For me, it started with Billy, the man I dated for four years and had vowed to marry. After you date someone, anyone, that long, the two of you become one in a sense. One is never referred to without the other and when speaking to one, you are more commonly speaking to both. People never knew me as just Evonne. More often then not it was Evonne and Billy, or Billy and Evonne.

After all, we were the "perfect couple" for a very long time.

Billy and I have been separated now for over a year and a half, but today I realized just exactly how long we were together when a friend I hadn't seen in a very long time asked me how he was doing, and when the wedding was to be. I was a bit embarrassed at first but after a brief moment of speechlessness from being unsure how to answer a question like that, I politely smiled and explained that he and I were no longer an "item," after which the tables of embarrassment turned.

It made me think just how long it had been Billy and Evonne, and how many people knew us as a pair, a couple. It made me think about names and how so often when two names are paired together they become set in stone, and that because of this there will always be someone asking, "How's Billy?" in every walk of my life.

For awhile I thought, only me ... this kind of thing only happens to me. But it doesn't. I started thinking about how many of my friends were a part of a "classic couple," and how many of those couples are still together today, and how many are not.

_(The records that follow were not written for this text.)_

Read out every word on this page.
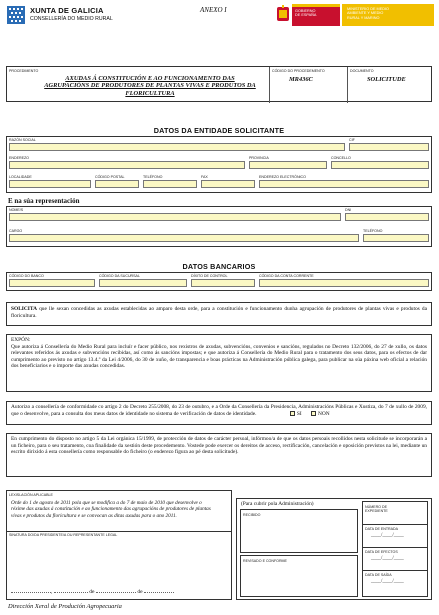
XUNTA DE GALICIA
CONSELLERÍA DO MEDIO RURAL
ANEXO I	GOBIERNO DE ESPAÑA
MINISTERIO DE MEDIO AMBIENTE Y MEDIO RURAL Y MARINO
PROCEDIMENTO
AXUDAS Á CONSTITUCIÓN E AO FUNCIONAMENTO DAS AGRUPACIÓNS DE PRODUTORES DE PLANTAS VIVAS E PRODUTOS DA FLORICULTURA
CÓDIGO DO PROCEDEMENTO
MR436C
DOCUMENTO
SOLICITUDE
DATOS DA ENTIDADE SOLICITANTE
RAZÓN SOCIAL	CIF
ENDEREZO	PROVINCIA	CONCELLO
LOCALIDADE	CÓDIGO POSTAL	TELÉFONO	FAX	ENDEREZO ELECTRÓNICO
E na súa representación
NOME/S	DNI
CARGO	TELÉFONO
DATOS BANCARIOS
CÓDIGO DO BANCO	CÓDIGO DA SUCURSAL	DÍXITO DE CONTROL	CÓDIGO DA CONTA CORRENTE
SOLICITA que lle sexan concedidas as axudas establecidas ao amparo desta orde, para a constitución e funcionamento dunha agrupación de produtores de plantas vivas e produtos da floricultura.
EXPÓN:
Que autoriza á Consellería do Medio Rural para incluír e facer público, nos rexistros de axudas, subvencións, convenios e sancións, regulados no Decreto 132/2006, do 27 de xullo, os datos relevantes referidos ás axudas e subvencións recibidas, así como ás sancións impostas; e que autoriza á Consellería do Medio Rural para o tratamento dos seus datos, para os efectos de dar cumprimento ao previsto no artigo 13.4.º da Lei 4/2006, do 30 de xuño, de transparencia e boas prácticas na Administración pública galega, para publicar na súa páxina web oficial a relación dos beneficiarios e o importe das axudas concedidas.
Autorizo a consellería de conformidade co artigo 2 do Decreto 255/2008, do 23 de outubro, e a Orde da Consellería da Presidencia, Administracións Públicas e Xustiza, do 7 de xullo de 2009, que o desenvolve, para a consulta dos meus datos de identidade no sistema de verificación de datos de identidade.	SI	NON
En cumprimento do disposto no artigo 5 da Lei orgánica 15/1999, de protección de datos de carácter persoal, infórmoo/a de que os datos persoais recollidos nesta solicitude se incorporarán a un ficheiro, para o seu tratamento, coa finalidade da xestión deste procedemento. Vostede pode exercer os dereitos de acceso, rectificación, cancelación e oposición previstos na lei, mediante un escrito dirixido á esta consellería como responsable do ficheiro (o enderezo figura ao pé desta solicitude).
LEXISLACIÓN APLICABLE
Orde do 1 de agosto de 2011 pola que se modifica a do 7 de maio de 2010 que desenvolve o réxime das axudas á constitución e ao funcionamento das agrupacións de produtores de plantas vivas e produtos da floricultura e se convocan as ditas axudas para o ano 2011.
SINATURA DO/DA PRESIDENTE/A OU REPRESENTANTE LEGAL
,	de	de
(Para cubrir pola Administración)
RECIBIDO
REVISADO E CONFORME
NÚMERO DE EXPEDIENTE
DATA DE ENTRADA
____/____/____
DATA DE EFECTOS
____/____/____
DATA DE SAÍDA
____/____/____
Dirección Xeral de Produción Agropecuaria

There's Joe and Dana, Crystal and Brad, Karena and Karl, all still together. And there's Chris and Sam, Ed and Lesley, John and Lesley, Jarrod and Mina, John and Mindy, and you and Laura, who were together long enough that the pairing of names still comes up in day-to-day conversation. People still ask one how the other is faring.

It was when I started thinking of this that I realized how now, somehow, in some weird perverted way, I've been thrown to the other end of the spectrum at the same time. I've somehow managed to get involved with one-half of a classic couple many times, but the most recent has hurt the most.

More than the hurt that comes from being asked how my former beau is faring is the hurt that comes from being the new half of a former classic couple and being asked what happened to your predecessor.

And even more than that is the pain of almost being ignored because people still don't see you as being a part of the picture. It's still Wil and Laura ... and Evonne? Who is she?

I guess I can understand our situation a little more when I factor in the reality of all your groups and clubs where you and Laura held the highest ranks and were always in a position of his and hers, mr and mrs, king and queen, or just boyfriend and girlfriend.

But when you still live together and are still invited to parties as Wil and Laura the couple, it hurts. It hurts a lot. But hey, what can I do? After all, as far as most are concerned I'm non- existent! It really sucks having to listen to you while you're on the phone, explaining to someone who I am.

And then of course to continue with, "Well, she won't be there, but Laura and I will." What was the point in you two breaking up?

Maybe it's selfish ... or maybe I'm just way too jealous for my own good. But it just hurts so much to know that here I am, upset because someone who would have no way of knowing I broke up with Billy damn near two years ago asks me how he's doing ... but there you are, seemingly encouraging people to believe nothing with you has changed and that I am, in fact, not a player in your fantasy. Or if I am, I'm certainly not a major one.

I guess I feel ashamed. Are you really that embarrassed by me? Or is there just no other way around it? I guess I'll never really know. And will you eventually get back together with Laura? Are you perhaps using me to pass the time until the two of you work things out? I guess I wont know that until that day comes, and I hear those dreaded words ...

"Babydoll, You know I love you ... but Laura and I have been doing a lot of talking lately ... and ..."

Maybe it's immature and maybe it's one of those things that makes me seventeen. But I hope that if you do get back together with her or with anyone, should we ever break apart, that one day, just once, someone will ask you, "Hey ... how's Evonne?"